Computers perform operations under the direction of a linear sequence of instructions, which may be supplied in the form of a computer program. Computer programs are commonly written in a high-level language, such as FORTRAN or "C". The instructions of the high-level computer program are then compiled into lower-level instructions, commonly know as macroinstructions, having a format which can be decoded. Alternatively, a computer program may be written directly as a series of macroinstructions. The Intel Architecture Instruction Set provides an example of a body of macroinstructions, and includes operation codes (opcodes) such as ADD, MOVE, PUSH and many more.
During execution of a computer program, macroinstructions are fetched from memory, and supplied to a decoder within a microprocessor, which decodes the macroinstructions into corresponding micro-instructions. A single macroinstruction may spawn a single micro-instruction, or a series of micro-instructions, depending on the number of execution unit and memory operations required by the operation code (opcode) of the macroinstruction. The micro-instructions are then issued to the various execution units within the microprocessor for execution.
While micro-instructions provide a low-level specification of operations to be performed by execution units, the specification of operands (also termed "operand specifiers") within some micro-instruction may require that additional operations be performed within execution units, so as to allow the micro-instruction to be executed. For example, the micro-instruction AH:=add (AH, BL) requires, prior to the actual adding operation, that the value in either the AH register or the BL register be shifted into alignment with the value in the other register. Register structures employed by Intel Architecture processors are described in the Pentium.TM. Processor User's Manual, Volume 3: Architecture and Programming Manual, 1994, Section 3.3.1, pages 3-8 to 3-10, which is available from Intel Corporation. In prior art microprocessors, a misalignment was detected and a shifting operation performed by shifting circuitry associated with, or incorporated within, an arithmetic logic unit (ALU) prior to performing the actual adding operation. Prior art microprocessors subjected all micro-instructions requiring an addition operation to scrutiny by this shifting circuitry.

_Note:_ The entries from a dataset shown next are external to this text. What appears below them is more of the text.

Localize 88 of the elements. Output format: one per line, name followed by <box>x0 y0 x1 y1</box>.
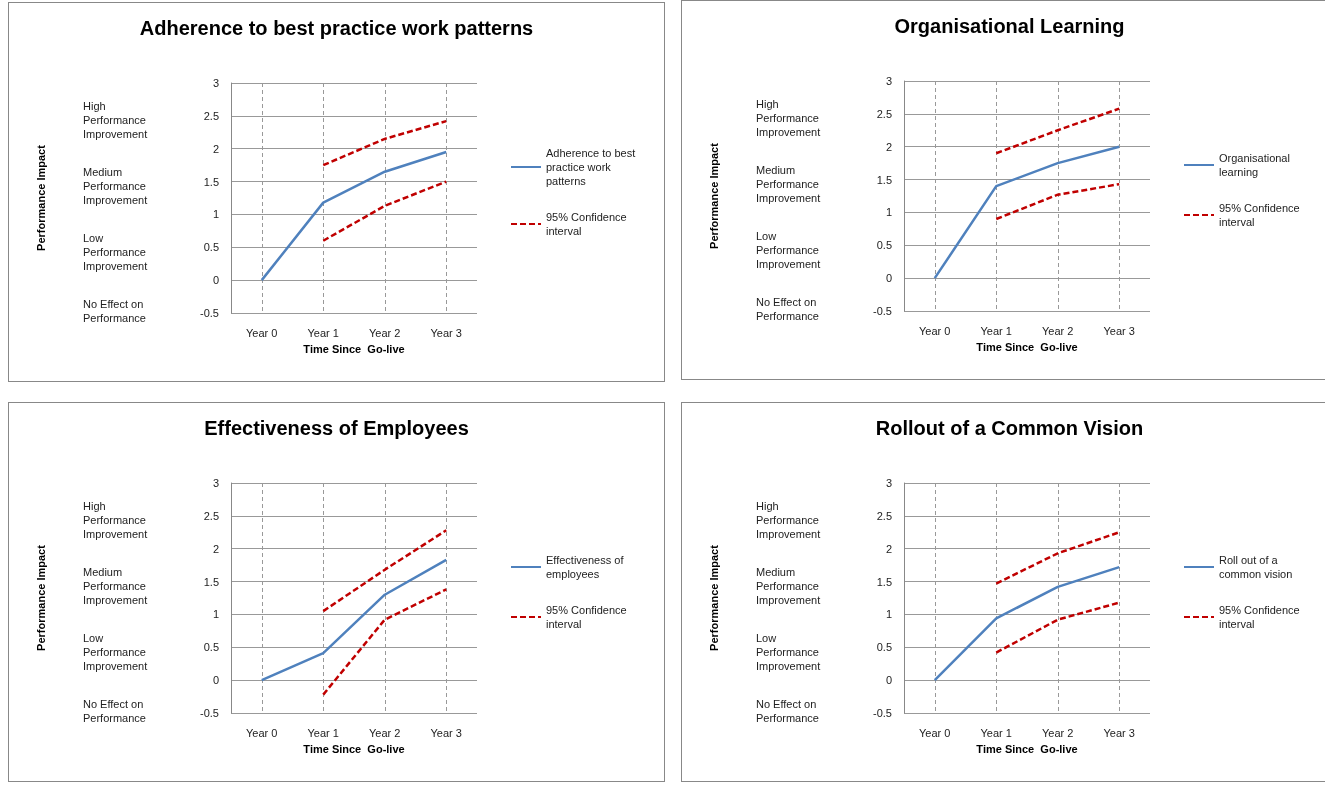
x-tick-label: Year 2 <box>369 726 401 739</box>
y-tick-label: 0 <box>885 272 892 285</box>
text: No Effect on Performance <box>756 697 820 724</box>
text: Low Performance Improvement <box>756 229 823 270</box>
x-tick-label: Year 2 <box>369 326 401 339</box>
y-tick-label: 2.5 <box>203 509 219 522</box>
y-tick-label: -0.5 <box>873 707 892 719</box>
text: High Performance Improvement <box>83 100 150 141</box>
y-axis-title: Performance Impact <box>707 544 720 651</box>
x-tick-label: Year 1 <box>307 726 339 739</box>
x-axis-title: Time Since Go-live <box>976 340 1078 353</box>
y-tick-label: 2.5 <box>876 107 892 120</box>
legend-label: Organisational learning <box>1219 152 1293 178</box>
y-tick-label: 3 <box>212 77 219 89</box>
y-tick-label: 1.5 <box>203 575 219 588</box>
y-tick-label: 0.5 <box>876 641 892 654</box>
text: No Effect on Performance <box>83 697 147 724</box>
x-tick-label: Year 1 <box>980 324 1012 337</box>
y-tick-label: 2 <box>885 542 892 555</box>
chart-title: Rollout of a Common Vision <box>875 417 1144 439</box>
text: High Performance Improvement <box>756 98 823 139</box>
x-tick-label: Year 3 <box>1103 726 1135 739</box>
y-tick-label: 2 <box>885 140 892 153</box>
y-tick-label: 0.5 <box>203 241 219 254</box>
legend-label: 95% Confidence interval <box>546 604 630 630</box>
y-tick-label: 3 <box>212 477 219 489</box>
x-axis-title: Time Since Go-live <box>303 742 405 755</box>
text: Low Performance Improvement <box>756 631 823 672</box>
y-tick-label: 1 <box>885 608 892 621</box>
text: Low Performance Improvement <box>83 231 150 272</box>
y-tick-label: 1.5 <box>203 175 219 188</box>
x-tick-label: Year 3 <box>430 326 462 339</box>
x-tick-label: Year 1 <box>980 726 1012 739</box>
line-series <box>260 150 448 282</box>
y-tick-label: 1.5 <box>876 575 892 588</box>
x-tick-label: Year 0 <box>246 726 278 739</box>
x-axis-title: Time Since Go-live <box>976 742 1078 755</box>
legend-label: 95% Confidence interval <box>1219 604 1303 630</box>
x-tick-label: Year 2 <box>1042 726 1074 739</box>
y-tick-label: 1 <box>212 208 219 221</box>
x-tick-label: Year 3 <box>1103 324 1135 337</box>
x-tick-label: Year 3 <box>430 726 462 739</box>
y-tick-label: 3 <box>885 75 892 87</box>
y-tick-label: 2 <box>212 542 219 555</box>
y-axis-title: Performance Impact <box>707 142 720 249</box>
text: High Performance Improvement <box>756 500 823 541</box>
text: Low Performance Improvement <box>83 631 150 672</box>
y-tick-label: -0.5 <box>873 305 892 317</box>
chart-title: Effectiveness of Employees <box>204 417 469 439</box>
legend-label: Adherence to best practice work patterns <box>546 147 639 187</box>
line-series <box>933 145 1121 280</box>
y-tick-label: 2.5 <box>203 109 219 122</box>
x-axis-title: Time Since Go-live <box>303 342 405 355</box>
text: Medium Performance Improvement <box>83 166 150 207</box>
legend-label: Effectiveness of employees <box>546 554 627 580</box>
y-tick-label: -0.5 <box>200 307 219 319</box>
legend-label: 95% Confidence interval <box>546 211 630 237</box>
y-tick-label: 0.5 <box>203 641 219 654</box>
x-tick-label: Year 0 <box>919 324 951 337</box>
y-tick-label: 1 <box>885 206 892 219</box>
y-axis-title: Performance Impact <box>34 544 47 651</box>
x-tick-label: Year 2 <box>1042 324 1074 337</box>
x-tick-label: Year 1 <box>307 326 339 339</box>
y-tick-label: 1 <box>212 608 219 621</box>
text: Medium Performance Improvement <box>756 566 823 607</box>
x-tick-label: Year 0 <box>919 726 951 739</box>
x-tick-label: Year 0 <box>246 326 278 339</box>
y-tick-label: 0 <box>212 674 219 687</box>
text: Medium Performance Improvement <box>756 164 823 205</box>
y-tick-label: 3 <box>885 477 892 489</box>
legend-label: Roll out of a common vision <box>1219 554 1293 580</box>
text: No Effect on Performance <box>756 295 820 322</box>
y-tick-label: 0.5 <box>876 239 892 252</box>
legend-label: 95% Confidence interval <box>1219 202 1303 228</box>
y-tick-label: 0 <box>212 274 219 287</box>
text: Medium Performance Improvement <box>83 566 150 607</box>
line-series <box>260 558 448 682</box>
y-axis-title: Performance Impact <box>34 144 47 251</box>
chart-title: Organisational Learning <box>894 15 1125 37</box>
chart-title: Adherence to best practice work patterns <box>139 17 534 39</box>
text: High Performance Improvement <box>83 500 150 541</box>
y-tick-label: 2 <box>212 142 219 155</box>
y-tick-label: -0.5 <box>200 707 219 719</box>
y-tick-label: 2.5 <box>876 509 892 522</box>
y-tick-label: 0 <box>885 674 892 687</box>
text: No Effect on Performance <box>83 297 147 324</box>
line-series <box>933 565 1121 682</box>
y-tick-label: 1.5 <box>876 173 892 186</box>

At certain clock frequencies, an ALU may be able to perform an additional operation required by the specification of an operand within a micro-instruction, such as the shifting operation described above, together with the addition operation (ADD) in a single clock cycle, and without any performance penalties. However, as the frequency at which functional units operate is increased, it is desirable to simplify functional units, such as the ALU, so as to increase the overall performance of the processor. To achieve this simplification, it is desirable to limit the number of operations that any single functional unit performs, and to increase the granularity of these functional units.